Maria Manuel Leitão Marques
Uma enorme alegria de viver
Mário Soares era um homem de causas. A sua grande causa de vida foi a política no que ela tem de melhor, com convicções mas sem dogmas. “Sabemos hoje quão fácil é cometermos erros em política e nos enganarmos; em que medida precisamos sempre do concurso dos que de nós divergem para corrigirmos erros e naturais insuficiências. (…) Acreditamos que, em política, não há soluções definitivas nem verdades absolutas” (in Conferências sobre Balanço do Século). Antes e depois do 25 de abril, cuidou da nossa liberdade, cuidou da igualdade e dos direitos sociais, cuidou a cultura como parte da identidade de um país que amava e conhecia profundamente.

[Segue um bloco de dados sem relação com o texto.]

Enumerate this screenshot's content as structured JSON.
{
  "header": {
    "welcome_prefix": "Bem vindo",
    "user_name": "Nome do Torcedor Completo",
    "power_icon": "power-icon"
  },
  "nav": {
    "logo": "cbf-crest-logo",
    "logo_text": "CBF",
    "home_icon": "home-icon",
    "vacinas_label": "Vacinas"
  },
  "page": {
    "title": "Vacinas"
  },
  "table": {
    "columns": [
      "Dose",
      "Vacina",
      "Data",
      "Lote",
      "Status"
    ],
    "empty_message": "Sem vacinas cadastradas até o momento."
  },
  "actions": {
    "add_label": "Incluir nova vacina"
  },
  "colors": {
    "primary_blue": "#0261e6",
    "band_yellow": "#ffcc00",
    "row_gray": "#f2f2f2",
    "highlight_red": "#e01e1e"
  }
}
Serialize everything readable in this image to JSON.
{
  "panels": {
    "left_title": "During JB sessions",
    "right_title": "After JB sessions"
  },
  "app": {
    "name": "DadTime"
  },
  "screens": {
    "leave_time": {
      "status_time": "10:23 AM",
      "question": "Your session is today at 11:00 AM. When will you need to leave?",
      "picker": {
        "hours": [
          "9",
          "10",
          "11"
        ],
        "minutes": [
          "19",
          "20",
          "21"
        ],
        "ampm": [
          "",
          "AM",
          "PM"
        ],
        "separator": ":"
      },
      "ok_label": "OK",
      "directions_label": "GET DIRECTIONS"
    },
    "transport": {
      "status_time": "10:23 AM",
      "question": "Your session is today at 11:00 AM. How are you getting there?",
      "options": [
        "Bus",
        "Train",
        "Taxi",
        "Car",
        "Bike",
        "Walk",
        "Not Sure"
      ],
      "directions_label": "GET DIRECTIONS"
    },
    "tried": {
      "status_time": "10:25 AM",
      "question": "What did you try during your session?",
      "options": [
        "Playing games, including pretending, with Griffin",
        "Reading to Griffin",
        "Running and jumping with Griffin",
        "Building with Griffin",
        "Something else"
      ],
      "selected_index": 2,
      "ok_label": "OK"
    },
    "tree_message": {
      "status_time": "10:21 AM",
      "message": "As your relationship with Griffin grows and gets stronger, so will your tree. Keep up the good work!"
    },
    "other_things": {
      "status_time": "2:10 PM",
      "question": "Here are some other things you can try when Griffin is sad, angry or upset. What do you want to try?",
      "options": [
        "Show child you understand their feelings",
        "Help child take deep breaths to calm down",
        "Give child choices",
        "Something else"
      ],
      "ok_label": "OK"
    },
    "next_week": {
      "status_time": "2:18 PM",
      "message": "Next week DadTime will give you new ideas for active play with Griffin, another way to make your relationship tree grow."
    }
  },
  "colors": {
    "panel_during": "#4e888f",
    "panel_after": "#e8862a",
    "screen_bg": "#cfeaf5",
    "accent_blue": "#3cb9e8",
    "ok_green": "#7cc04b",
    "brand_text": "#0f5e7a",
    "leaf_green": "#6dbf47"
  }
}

Quando deixou de ser Presidente da República, em 1996, foi professor de Relações Internacionais na minha Faculdade, em Coimbra. É frequente isso acontecer com antigos presidentes ou políticos experientes em grandes universidades por esse mundo fora, mais do que em Portugal, infelizmente. Eu era então presidente do Conselho Científico, a sua “diretora” como carinhosamente me chamava. Durante esse tempo, partilhou com os alunos a sua rica experiência internacional, as histórias que os livros não contam mas que fazem a História muito mais rica e interessante, e partilhou connosco, nos intervalos, algumas das suas memórias pessoais. Mesmo as do tempo da sua deportação em S. Tomé tinham sempre um cunho divertido – como o “jogo do gato e do rato” com o PIDE que o vigiava nessa ilha –, momentos de quem da vida procura sempre aproveitar a melhor parte.
É assim que me recordo de Mário Soares, como alguém que passou por vitórias e derrotas sempre com determinação, espírito de risco, coragem e uma enorme alegria de viver. Pessoas grandes como ele não morrem. Viverão para sempre na nossa memória.